In late October, there were calls for an urgent parliamentary inquiry into the handling of the Dunn case following Foreign Secretary Dominic Raab’s admission that the Dunn family were not informed of Sacoolas’ departure for 11 days.

The FCO says that ‘As the primary point of family liaison, the decision as to when to tell the family was properly a matter for the police.’ The FCO maintains it formally requested the US Embassy to waive Sacoolas’ immunity, but that the UK had no lawful right to prevent the individual from leaving.

The Foreign Secretary has commissioned a review of the immunity arrangements pertaining to RAF Croughton. In his October Commons statement, he explained that Sacoolas’ immunity was the result of arrangements between the US and the UK in 1995, which accepted diplomats and their families at RAF Croughton as part of the US Embassy in the UK. However, there appears to be no public record of documents referring to these arrangements.

Robertson says ‘it is open to question whether the prerogative power permits the government to give immunity, secretly and without parliamentary scrutiny, to CIA agents and their families who are not diplomats. This is really an abdication of sovereignty – a suspension of the rule of law over hundreds of foreign residents.’

‘If immunity really does exist, which I doubt, for Mrs Sacoolas, then apparently we cannot rely on the US to do the right and decent thing by waiving it,’ adds Robertson, who believes that, in future, the UK should refuse to allow US agents to enter the country until the US agrees that it will not claim immunity for them in respect of serious crimes.

The Dunn family have repeatedly called for Sacoolas to travel to the UK to cooperate with the investigation into their son’s death. While President Trump met with Harry Dunn’s parents at the White House, a photograph later materialised of the President holding briefing notes shown to read ‘… the spouse of the US government employee will not return to the United Kingdom’. The family have announced they intend to sue the Trump administration for ‘lawless misconduct’.

Meg Strickler is a member of the IBA Professional Ethics Advisory Board and an attorney at Atlanta law firm Conaway & Strickler. Strickler says that a filing of this nature against the US government is not likely to have any viability. ‘The US is notorious for rarely waiving diplomatic immunity.’

The Dunn family are also mounting a civil case against Sacoolas. Strickler explains that a civil suit could be used as a vehicle to investigate whether there’s more to the story than is currently known, which ‘might incline the UK to push the US to waive [Sacoolas’] immunity and bring her back to the British criminal courts.’ She notes though that a civil suit of this nature will be slow ‘because the implications are more global than this lawsuit alone.’
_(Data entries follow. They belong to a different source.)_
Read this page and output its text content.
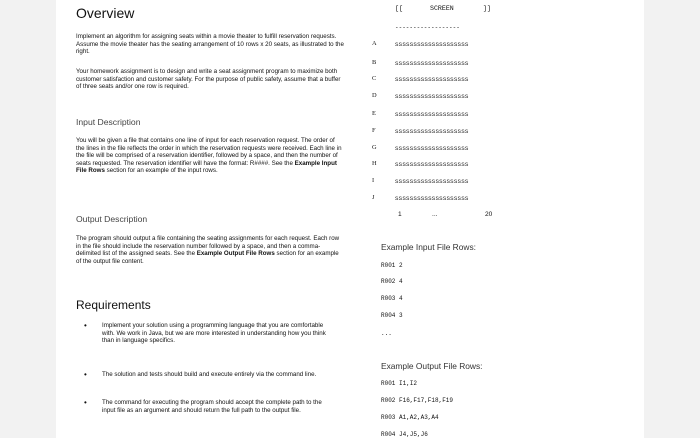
Overview
Implement an algorithm for assigning seats within a movie theater to fulfill reservation requests. Assume the movie theater has the seating arrangement of 10 rows x 20 seats, as illustrated to the right.
Your homework assignment is to design and write a seat assignment program to maximize both customer satisfaction and customer safety. For the purpose of public safety, assume that a buffer of three seats and/or one row is required.
Input Description
You will be given a file that contains one line of input for each reservation request. The order of the lines in the file reflects the order in which the reservation requests were received. Each line in the file will be comprised of a reservation identifier, followed by a space, and then the number of seats requested. The reservation identifier will have the format: R####. See the Example Input File Rows section for an example of the input rows.
Output Description
The program should output a file containing the seating assignments for each request. Each row in the file should include the reservation number followed by a space, and then a comma-delimited list of the assigned seats. See the Example Output File Rows section for an example of the output file content.
Requirements
• Implement your solution using a programming language that you are comfortable with. We work in Java, but we are more interested in understanding how you think than in language specifics.
• The solution and tests should build and execute entirely via the command line.
• The command for executing the program should accept the complete path to the input file as an argument and should return the full path to the output file.
[[	SCREEN	]]
------------------
A	SSSSSSSSSSSSSSSSSSSS
B	SSSSSSSSSSSSSSSSSSSS
C	SSSSSSSSSSSSSSSSSSSS
D	SSSSSSSSSSSSSSSSSSSS
E	SSSSSSSSSSSSSSSSSSSS
F	SSSSSSSSSSSSSSSSSSSS
G	SSSSSSSSSSSSSSSSSSSS
H	SSSSSSSSSSSSSSSSSSSS
I	SSSSSSSSSSSSSSSSSSSS
J	SSSSSSSSSSSSSSSSSSSS
1	...	20
Example Input File Rows:
R001 2
R002 4
R003 4
R004 3
...
Example Output File Rows:
R001 I1,I2
R002 F16,F17,F18,F19
R003 A1,A2,A3,A4
R004 J4,J5,J6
Officers from Northamptonshire Police travelled to the US to interview Sacoolas under caution in late October. The interview transcript was then passed to the Crown Prosecution Service (CPS). The CPS could trigger an extradition request if it decides to seek to bring charges against Anne Sacoolas for death by dangerous driving – a criminal charge punishable by a sentence of more than 12 months’ imprisonment in both the UK and the US.
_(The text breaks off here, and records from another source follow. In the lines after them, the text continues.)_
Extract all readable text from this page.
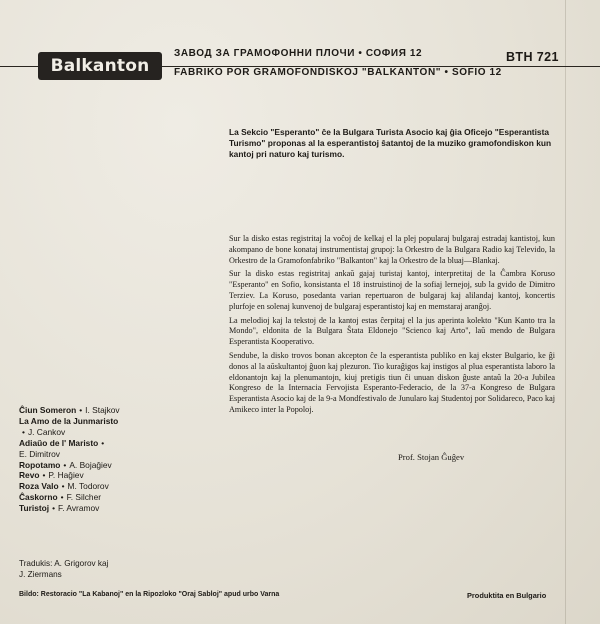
Balkanton
ЗАВОД ЗА ГРАМОФОННИ ПЛОЧИ • СОФИЯ 12
FABRIKO POR GRAMOFONDISKOJ "BALKANTON" • SOFIO 12
BTH 721
La Sekcio "Esperanto" ĉe la Bulgara Turista Asocio kaj ĝia Oficejo "Esperantista Turismo" proponas al la esperantistoj ŝatantoj de la muziko gramofondiskon kun kantoj pri naturo kaj turismo.

Sur la disko estas registritaj la voĉoj de kelkaj el la plej popularaj bulgaraj estradaj kantistoj, kun akompano de bone konataj instrumentistaj grupoj: la Orkestro de la Bulgara Radio kaj Televido, la Orkestro de la Gramofonfabriko "Balkanton" kaj la Orkestro de la bluaj—Blankaj.

Sur la disko estas registritaj ankaŭ gajaj turistaj kantoj, interpretitaj de la Ĉambra Koruso "Esperanto" en Sofio, konsistanta el 18 instruistinoj de la sofiaj lernejoj, sub la gvido de Dimitro Terziev. La Koruso, posedanta varian repertuaron de bulgaraj kaj alilandaj kantoj, koncertis plurfoje en solenaj kunvenoj de bulgaraj esperantistoj kaj en memstaraj aranĝoj.

La melodioj kaj la tekstoj de la kantoj estas ĉerpitaj el la jus aperinta kolekto "Kun Kanto tra la Mondo", eldonita de la Bulgara Ŝtata Eldonejo "Scienco kaj Arto", laŭ mendo de Bulgara Esperantista Kooperativo.

Sendube, la disko trovos bonan akcepton ĉe la esperantista publiko en kaj ekster Bulgario, ke ĝi donos al la aŭskultantoj ĝuon kaj plezuron. Tio kuraĝigos kaj instigos al plua esperantista laboro la eldonantojn kaj la plenumantojn, kiuj pretigis tiun ĉi unuan diskon ĝuste antaŭ la 20-a Jubilea Kongreso de la Internacia Fervojista Esperanto-Federacio, de la 37-a Kongreso de Bulgara Esperantista Asocio kaj de la 9-a Mondfestivalo de Junularo kaj Studentoj por Solidareco, Paco kaj Amikeco inter la Popoloj.

Prof. Stojan Ĝuĝev
Ĉiun Someron • I. Stajkov
La Amo de la Junmaristo
• J. Cankov
Adiaŭo de l' Maristo •
E. Dimitrov
Ropotamo • A. Bojaĝiev
Revo • P. Haĝiev
Roza Valo • M. Todorov
Ĉaskorno • F. Silcher
Turistoj • F. Avramov
Tradukis: A. Grigorov kaj
J. Ziermans
Bildo: Restoracio "La Kabanoj" en la Ripozloko "Oraj Sabloj" apud urbo Varna	Produktita en Bulgario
Speaking to Global Insight in November, a CPS spokesperson said: ‘We fully understand how difficult this must be for Harry Dunn’s family, and the CPS is doing everything possible to reach a charging decision as soon as we can. Unfortunately, we are unable to tell the family how long that will take. Each case is different, and the CPS has a duty to carefully consider all the available information, in order to make an independent and objective decision.’